Actualités 15.06.2015

Thilo Bode (foodwatch) sur le TAFTA : « On prend les gens pour des idiots »

Déni de démocratie, gel des standards sociaux et environnementaux, bénéfices économiques hypothétiques : dans les colonnes de Greenpeace Magazin, Thilo Bode, président et fondateur de foodwatch alerte sur les dangers du Traité transatlantique.

M. Bode, vous luttez contre un traité qui n’existe pas encore. Pourquoi ? L’accord de libre-échange avec les États-Unis n’est pas encore prêt à être signé. Mais une fois qu’il le sera, les députés ne pourront que voter pour ou contre, sans pouvoir imposer de modification sur le texte. Il sera donc trop tard. De plus, des décisions préalables importantes ont déjà été prises. Le TAFTA rendrait l’Allemagne incroyablement riche ? Aujourd’hui, je veux éviter que nous tombions tous dans ce panneau. Le vice-chancelier Sigmar Gabriel dit même que nos petits-enfants nous maudiraient si nous laissions passer cette chance historique. Cela vaut la peine de se battre aujourd’hui pour mieux en comprendre les enjeux.

On dit que vous avez « le nez » pour les bonnes campagnes : vous l’avez prouvé à la fondation de foodwatch, à l’apogée de l’épidémie de la vache folle. Aujourd’hui, vous venez d’écrire un livre sur le TAFTA, alors que vous pensiez que le sujet était anecdotique voilà encore un an. Pourquoi avez-vous changé d’avis ? Certains détracteurs de l’accord critiquent le principe même du commerce mondialisé. Ce n’est pas mon cas. Au contraire : je suis un grand défenseur du libre-échange, et c’est pour cela que je n’ai d’abord pas vu les dangers du TAFTA. Ensuite, je me suis intéressé aux détails et j’ai découvert ses dangers pour le consommateur et la démocratie. À un moment, je n’ai plus cessé d’y penser. Depuis, je suis devenu certain que les grandes entreprises veulent se saisir de l’occasion pour empêcher les réglementations qui les gênent. Elles en ont toujours rêvé – et c’est contre cela que nous devons agir.

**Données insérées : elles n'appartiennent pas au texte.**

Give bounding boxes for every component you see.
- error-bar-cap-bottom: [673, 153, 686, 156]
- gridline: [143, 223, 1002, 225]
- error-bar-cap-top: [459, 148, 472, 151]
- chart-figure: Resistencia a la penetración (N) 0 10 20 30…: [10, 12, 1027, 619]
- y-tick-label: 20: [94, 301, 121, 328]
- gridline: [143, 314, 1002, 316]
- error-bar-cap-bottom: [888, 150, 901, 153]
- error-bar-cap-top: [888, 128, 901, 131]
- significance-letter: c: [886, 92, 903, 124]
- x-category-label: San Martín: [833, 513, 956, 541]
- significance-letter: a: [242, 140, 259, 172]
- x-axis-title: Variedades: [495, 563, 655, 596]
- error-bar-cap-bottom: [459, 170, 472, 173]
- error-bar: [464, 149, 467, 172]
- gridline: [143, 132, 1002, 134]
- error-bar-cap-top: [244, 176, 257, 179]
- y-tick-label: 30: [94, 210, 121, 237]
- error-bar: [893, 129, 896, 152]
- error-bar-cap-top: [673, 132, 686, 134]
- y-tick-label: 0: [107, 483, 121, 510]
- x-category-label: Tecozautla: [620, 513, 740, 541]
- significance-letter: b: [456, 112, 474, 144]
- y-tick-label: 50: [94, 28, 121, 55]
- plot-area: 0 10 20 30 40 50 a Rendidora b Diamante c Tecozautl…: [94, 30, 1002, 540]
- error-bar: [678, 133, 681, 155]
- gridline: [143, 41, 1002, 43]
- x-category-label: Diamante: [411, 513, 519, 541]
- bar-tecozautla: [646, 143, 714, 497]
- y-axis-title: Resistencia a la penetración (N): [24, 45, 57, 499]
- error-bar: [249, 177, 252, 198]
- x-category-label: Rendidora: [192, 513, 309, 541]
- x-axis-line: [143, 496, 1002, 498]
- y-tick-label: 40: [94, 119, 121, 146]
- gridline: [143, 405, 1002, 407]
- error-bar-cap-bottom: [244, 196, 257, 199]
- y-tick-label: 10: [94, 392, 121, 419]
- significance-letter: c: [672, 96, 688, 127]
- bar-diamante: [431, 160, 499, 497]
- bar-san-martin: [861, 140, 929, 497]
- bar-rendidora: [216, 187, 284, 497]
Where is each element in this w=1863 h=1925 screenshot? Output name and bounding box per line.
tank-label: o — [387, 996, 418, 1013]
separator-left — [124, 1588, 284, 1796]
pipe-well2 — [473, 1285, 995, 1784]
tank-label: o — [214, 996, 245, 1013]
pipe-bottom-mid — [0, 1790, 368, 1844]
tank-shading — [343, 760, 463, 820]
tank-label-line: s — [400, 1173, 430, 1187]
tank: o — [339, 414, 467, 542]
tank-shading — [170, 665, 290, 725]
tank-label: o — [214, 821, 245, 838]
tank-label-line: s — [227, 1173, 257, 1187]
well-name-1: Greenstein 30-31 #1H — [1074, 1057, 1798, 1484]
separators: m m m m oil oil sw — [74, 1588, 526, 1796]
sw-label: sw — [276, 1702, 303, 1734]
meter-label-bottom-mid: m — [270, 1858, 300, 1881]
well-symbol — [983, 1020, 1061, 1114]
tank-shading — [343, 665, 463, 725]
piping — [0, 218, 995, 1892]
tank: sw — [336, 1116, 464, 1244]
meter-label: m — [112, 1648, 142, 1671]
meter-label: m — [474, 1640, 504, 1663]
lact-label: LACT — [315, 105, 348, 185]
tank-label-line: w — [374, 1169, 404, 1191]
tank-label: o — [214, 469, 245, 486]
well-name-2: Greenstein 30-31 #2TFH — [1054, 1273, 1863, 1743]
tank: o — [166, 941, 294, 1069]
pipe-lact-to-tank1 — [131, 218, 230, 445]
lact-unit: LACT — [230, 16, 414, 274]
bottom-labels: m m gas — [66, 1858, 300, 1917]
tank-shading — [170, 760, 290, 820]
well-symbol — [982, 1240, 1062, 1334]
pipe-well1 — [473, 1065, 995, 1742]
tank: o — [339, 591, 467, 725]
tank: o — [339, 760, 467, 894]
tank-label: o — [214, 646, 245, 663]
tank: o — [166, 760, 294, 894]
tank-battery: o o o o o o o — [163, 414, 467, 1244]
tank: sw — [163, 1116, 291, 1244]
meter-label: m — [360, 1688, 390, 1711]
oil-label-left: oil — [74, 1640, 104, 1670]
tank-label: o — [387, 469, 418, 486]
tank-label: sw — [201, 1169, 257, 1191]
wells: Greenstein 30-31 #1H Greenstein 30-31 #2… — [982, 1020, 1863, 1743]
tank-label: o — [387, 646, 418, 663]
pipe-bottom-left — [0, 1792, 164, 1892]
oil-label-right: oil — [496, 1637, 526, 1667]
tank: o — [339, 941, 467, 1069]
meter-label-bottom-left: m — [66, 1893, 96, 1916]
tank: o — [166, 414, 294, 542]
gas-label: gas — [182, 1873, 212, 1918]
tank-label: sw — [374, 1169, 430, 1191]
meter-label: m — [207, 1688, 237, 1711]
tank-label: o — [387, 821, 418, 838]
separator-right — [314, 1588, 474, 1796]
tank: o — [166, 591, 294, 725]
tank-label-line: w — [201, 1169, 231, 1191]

Le grand public voit cela d’un autre œil. Selon l’enquête d’Eurobaromètre, une majorité de citoyens européens (58 %) soutient l’accord de libre-échange avec les États-Unis. Les chiffres étaient les mêmes en Allemagne, mais aujourd’hui, seule une minorité soutient le TAFTA. Dans d’autres pays, le débat n’a pas encore progressé autant qu’en Allemagne. Beaucoup de gens ne savent à l’évidence pas ce qui les attend. C’est aussi vrai pour de nombreux responsables politiques. Ils entendent « libre-échange » et crient hourra. Presque aucun d’entre eux ne se préoccupe des détails. Mieux les citoyens connaissent le traité, plus ils sont critiques.

Dans les décennies passées, l’UE a conclu plus de 50 accords commerciaux avec des États d’Asie, d’Afrique et d’Amérique du Sud. Ces traités n’ont presque jamais fait l’objet d’un débat public. Il s’agissait principalement de supprimer les droits de douane. Ces négociations avec les États-Unis ne visent pas à parvenir à un accord commercial classique, mais à un traité bien plus large.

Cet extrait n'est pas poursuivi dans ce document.